Can we expect the same random changes in the Bible of the Month Club English versions? Most definitely. In fact, it has already happened among those modern versions that follow the ever changing Westcott-Hort, UBS type of fickle scholarship. They are working on a new bible version called the International Standard Version and now in 2010 they have the gospel of Luke finished and "updated" and it too has gone back to the original reading found in the King James Bible all along. The brand new, updated according to $cholar'$ late$t finding$, I$V now reads in Luke 11:11 - "What father among you, if his son asks for bread, would give him a stone, or if he asks for a fish, would give him a snake instead of the fish?" Modern scholarship is nothing if not consistently inconsistent.
The first version the change the Greek and English text to omit the words “WILL HE GIVE HIM A STONE, OR IF HE ASK" and to change BREAD to FISH was the liberal RSV, then followed by the NASB, NRSV, NIV, ESV, Message, the Holman Standard and Wallace’s NET version.
The reading of “if a son shall ask BREAD of any of you that is a father, WILL HE GIVE HIM A STONE? OR IF HE ASK a fish, will he for a fish give him a serpent?” is found in the Majority of all manuscripts, and in such Bible translations as: Wycliffe 1395, Tyndale 1525, Coverdale 1535, Cranmer’s Bible 1539, the Bishops’ Bible 1568, the Geneva Bible 1557 - 1602, the Douay-Rheims of 1582, the King James Bible 1611, Mace N.T. 1729, Wesley’s translation of 1755, Young’s, Darby, Hebrew Names Version, World English Bible, Lamsa’s 1936 translation of the Syriac, Weymouth Version 1902, the Bible in Basic English 1961, the New Berkeley Version 1969, the NKJV 1982, the Amplified Bible 1987 (put out by the same Lockman Foundation that prints the NASB), the 1994 21st Century KJV, and the 1998 Third Millenium Bible.

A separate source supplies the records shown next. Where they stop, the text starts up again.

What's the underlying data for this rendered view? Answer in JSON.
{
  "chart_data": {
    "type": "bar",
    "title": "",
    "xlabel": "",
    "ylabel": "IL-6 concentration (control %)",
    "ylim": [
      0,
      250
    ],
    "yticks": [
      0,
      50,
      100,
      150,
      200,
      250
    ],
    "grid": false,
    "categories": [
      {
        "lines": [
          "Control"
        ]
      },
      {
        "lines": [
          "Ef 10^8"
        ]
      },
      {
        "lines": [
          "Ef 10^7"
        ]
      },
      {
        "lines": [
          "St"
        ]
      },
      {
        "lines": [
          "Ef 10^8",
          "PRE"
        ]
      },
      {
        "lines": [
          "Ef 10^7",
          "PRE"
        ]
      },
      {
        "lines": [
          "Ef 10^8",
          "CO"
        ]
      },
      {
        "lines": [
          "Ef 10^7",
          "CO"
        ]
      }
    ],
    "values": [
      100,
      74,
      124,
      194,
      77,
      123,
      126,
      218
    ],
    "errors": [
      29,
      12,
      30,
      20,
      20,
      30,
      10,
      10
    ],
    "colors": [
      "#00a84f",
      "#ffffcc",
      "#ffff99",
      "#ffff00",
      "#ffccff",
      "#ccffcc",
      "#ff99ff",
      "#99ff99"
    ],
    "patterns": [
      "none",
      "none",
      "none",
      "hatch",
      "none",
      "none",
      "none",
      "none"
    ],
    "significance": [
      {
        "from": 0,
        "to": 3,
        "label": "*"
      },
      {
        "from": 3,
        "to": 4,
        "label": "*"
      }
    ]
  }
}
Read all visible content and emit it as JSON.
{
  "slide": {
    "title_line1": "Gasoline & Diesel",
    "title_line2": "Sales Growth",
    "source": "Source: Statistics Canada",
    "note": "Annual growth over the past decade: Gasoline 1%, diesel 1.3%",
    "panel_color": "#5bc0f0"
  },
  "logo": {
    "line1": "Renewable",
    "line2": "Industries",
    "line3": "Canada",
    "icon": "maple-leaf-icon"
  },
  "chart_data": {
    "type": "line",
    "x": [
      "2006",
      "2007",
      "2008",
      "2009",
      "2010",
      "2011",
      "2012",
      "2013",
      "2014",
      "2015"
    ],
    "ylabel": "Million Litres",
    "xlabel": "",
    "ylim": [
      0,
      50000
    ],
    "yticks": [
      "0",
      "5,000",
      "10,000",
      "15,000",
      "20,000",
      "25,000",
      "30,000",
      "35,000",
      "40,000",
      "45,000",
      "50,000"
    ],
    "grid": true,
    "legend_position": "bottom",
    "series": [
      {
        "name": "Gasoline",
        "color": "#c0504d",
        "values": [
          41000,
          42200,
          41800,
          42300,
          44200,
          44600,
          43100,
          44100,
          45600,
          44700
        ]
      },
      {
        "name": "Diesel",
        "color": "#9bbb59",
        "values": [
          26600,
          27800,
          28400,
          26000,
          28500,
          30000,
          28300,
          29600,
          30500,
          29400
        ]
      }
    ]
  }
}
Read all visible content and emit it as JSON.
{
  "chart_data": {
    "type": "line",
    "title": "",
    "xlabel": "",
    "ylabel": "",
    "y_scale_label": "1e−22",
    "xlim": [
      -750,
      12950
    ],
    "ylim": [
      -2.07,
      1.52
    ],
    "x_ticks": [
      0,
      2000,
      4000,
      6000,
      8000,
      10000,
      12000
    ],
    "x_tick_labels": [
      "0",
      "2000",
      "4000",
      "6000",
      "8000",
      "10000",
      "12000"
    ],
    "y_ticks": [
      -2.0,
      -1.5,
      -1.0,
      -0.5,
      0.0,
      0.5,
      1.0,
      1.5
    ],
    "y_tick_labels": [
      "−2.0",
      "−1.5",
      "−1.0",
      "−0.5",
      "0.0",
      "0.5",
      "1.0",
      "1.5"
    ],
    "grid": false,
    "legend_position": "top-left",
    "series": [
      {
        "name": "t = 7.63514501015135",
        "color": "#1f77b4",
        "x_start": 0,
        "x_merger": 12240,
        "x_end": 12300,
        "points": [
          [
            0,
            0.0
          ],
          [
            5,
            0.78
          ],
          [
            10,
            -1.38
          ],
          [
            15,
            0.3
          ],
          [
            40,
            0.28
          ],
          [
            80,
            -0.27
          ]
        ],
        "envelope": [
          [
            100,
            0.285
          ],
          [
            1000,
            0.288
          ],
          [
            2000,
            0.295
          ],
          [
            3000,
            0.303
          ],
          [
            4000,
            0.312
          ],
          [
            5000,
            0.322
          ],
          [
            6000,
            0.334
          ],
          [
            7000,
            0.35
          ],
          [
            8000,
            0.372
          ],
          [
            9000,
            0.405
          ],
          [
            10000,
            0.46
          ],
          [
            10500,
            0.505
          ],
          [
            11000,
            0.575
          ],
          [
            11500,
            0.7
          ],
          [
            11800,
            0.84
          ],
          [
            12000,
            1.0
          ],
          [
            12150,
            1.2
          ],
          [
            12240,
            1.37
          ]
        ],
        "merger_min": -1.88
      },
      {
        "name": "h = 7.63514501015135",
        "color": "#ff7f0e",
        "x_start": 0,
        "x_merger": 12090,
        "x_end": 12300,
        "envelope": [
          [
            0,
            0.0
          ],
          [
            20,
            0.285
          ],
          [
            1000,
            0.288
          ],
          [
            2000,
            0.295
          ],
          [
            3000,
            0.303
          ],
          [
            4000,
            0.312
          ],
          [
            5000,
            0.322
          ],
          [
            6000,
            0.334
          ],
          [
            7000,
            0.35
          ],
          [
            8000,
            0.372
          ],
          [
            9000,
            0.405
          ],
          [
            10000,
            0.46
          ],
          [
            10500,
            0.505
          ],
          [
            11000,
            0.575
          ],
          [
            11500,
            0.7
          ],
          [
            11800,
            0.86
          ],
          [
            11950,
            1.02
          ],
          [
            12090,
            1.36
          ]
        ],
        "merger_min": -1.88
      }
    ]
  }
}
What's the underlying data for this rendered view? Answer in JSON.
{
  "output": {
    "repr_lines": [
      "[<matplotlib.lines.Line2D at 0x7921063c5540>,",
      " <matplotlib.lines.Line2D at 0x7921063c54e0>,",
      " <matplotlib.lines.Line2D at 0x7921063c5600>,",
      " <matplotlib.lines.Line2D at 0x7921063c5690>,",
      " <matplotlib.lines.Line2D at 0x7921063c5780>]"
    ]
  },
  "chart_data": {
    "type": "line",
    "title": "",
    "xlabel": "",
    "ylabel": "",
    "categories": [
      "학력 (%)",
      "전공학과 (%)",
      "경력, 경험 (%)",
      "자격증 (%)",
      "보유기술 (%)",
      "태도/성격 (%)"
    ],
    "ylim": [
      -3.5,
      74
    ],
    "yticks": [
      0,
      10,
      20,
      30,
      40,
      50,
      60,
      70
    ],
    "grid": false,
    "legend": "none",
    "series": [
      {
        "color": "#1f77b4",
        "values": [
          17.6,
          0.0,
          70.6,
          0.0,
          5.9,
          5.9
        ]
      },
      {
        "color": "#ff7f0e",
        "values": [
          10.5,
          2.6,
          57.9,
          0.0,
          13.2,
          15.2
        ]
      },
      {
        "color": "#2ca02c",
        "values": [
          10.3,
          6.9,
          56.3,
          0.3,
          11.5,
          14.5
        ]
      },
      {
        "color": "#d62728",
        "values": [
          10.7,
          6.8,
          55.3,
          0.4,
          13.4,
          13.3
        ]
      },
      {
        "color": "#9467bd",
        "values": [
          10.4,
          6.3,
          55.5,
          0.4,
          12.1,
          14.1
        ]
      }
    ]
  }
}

Foreign language Bibles that read the same way as the King James Bible are Jerome’s Latin translation of 382 A.D., the Latin Vulgate of 405, the Sagradas Escrituras of 1569, the Spanish Reina Valera 1909, 1960, 1995 - “¿Qué padre de vosotros, si su hijo le pide pan, le dará una piedra? ¿o si pescado, en lugar de pescado, le dará una serpiente?”, the 2003 Castillian, the 2004 Reina Valera Gomez, La Biblia de las Américas 1997 (by the same Lockman Foundation), Luther’s German Bible 1545, the Italian Diodati 1649, and the New Diodati 1991, and the 1997 La Parola e Vita - “E chi è tra voi quel padre che, se il figlio gli chiede del PANE, gli dà una pietra? “, the Portuguese de Almeida, the Chinese Union Traditional, the Russian Synodal Translation 1876, the French Martin 1744, Louis Segond 1910, French Ostervald 1996 - “Qui est le père d'entre vous, qui donne à son fils une pierre, lorsqu'il lui demande du PAIN?”, the Modern Greek used throughout the whole world in the Greek Orthodox churches and the Modern Hebrew New Testament.
So if you are trusting the modern "bibles" to give you the complete truth of God, you are getting a stone instead of the bread of God.